A typical month in our team would look like this

  • Development week: writing the code and the automation to make our infrastructure run smoothly, from Puppet, Go, Python, and it really goes from monitoring tasks up to self healing & updating
  • Deploy week: every that goes live on PSH is deployed by us, and the project managers assign those updates of clusters to whom is working during that week (during the off hours). We're always improving :)
  • Escalation week: whenever there's a tough problem support can't deal with, the team is investigating why, and our team help solve it
  • On-Call week: whenever a person is on-call, we don't add anything to that person, so that teammate has time to learn something new while being available in case something happens

About Platform.sh

Platform.sh is an idea-to-cloud application platform that simplifies cloud infrastructures.

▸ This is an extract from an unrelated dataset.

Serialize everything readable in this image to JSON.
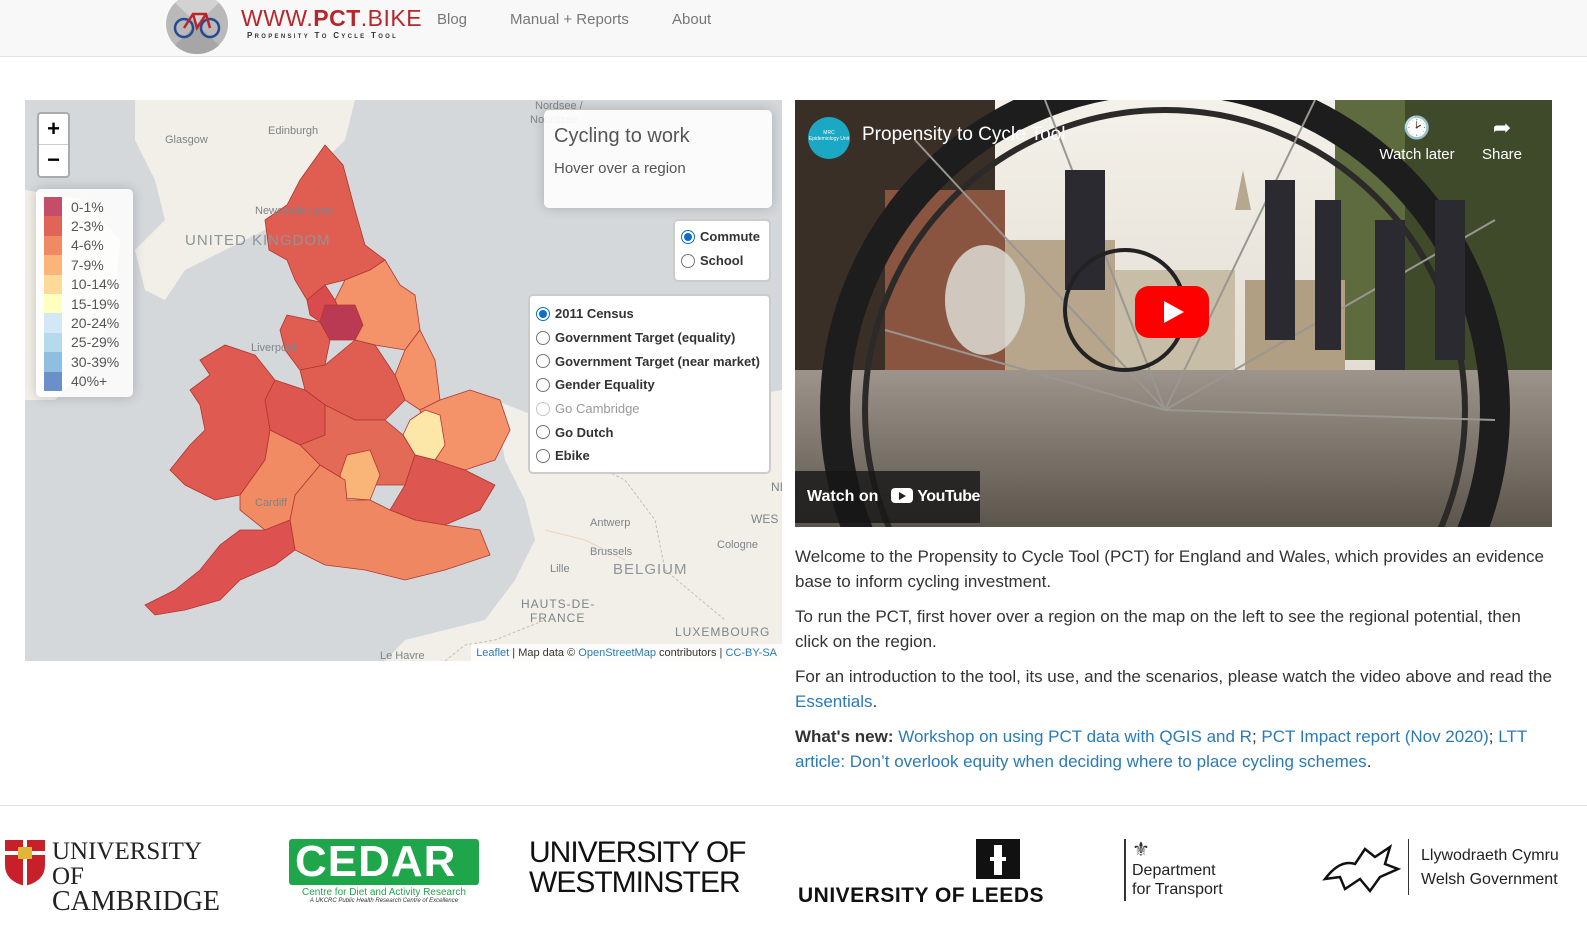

We give developers the tools they need to experiment, innovate, get rapid feedback and deliver better-quality features with speed and confidence thanks to our unique rapid cloning technology.

Platform.sh serves thousands of customers worldwide including The Financial Times, Gap, Magento Commerce, Orange, Hachette, Ikea, Stanford University, Harvard University, The British Council, and Lufthansa.

We want people who are passionate, open, multicultural, friendly, humble and smart to join us and help this fast-growing, award-winning company to revolutionize the tech industry.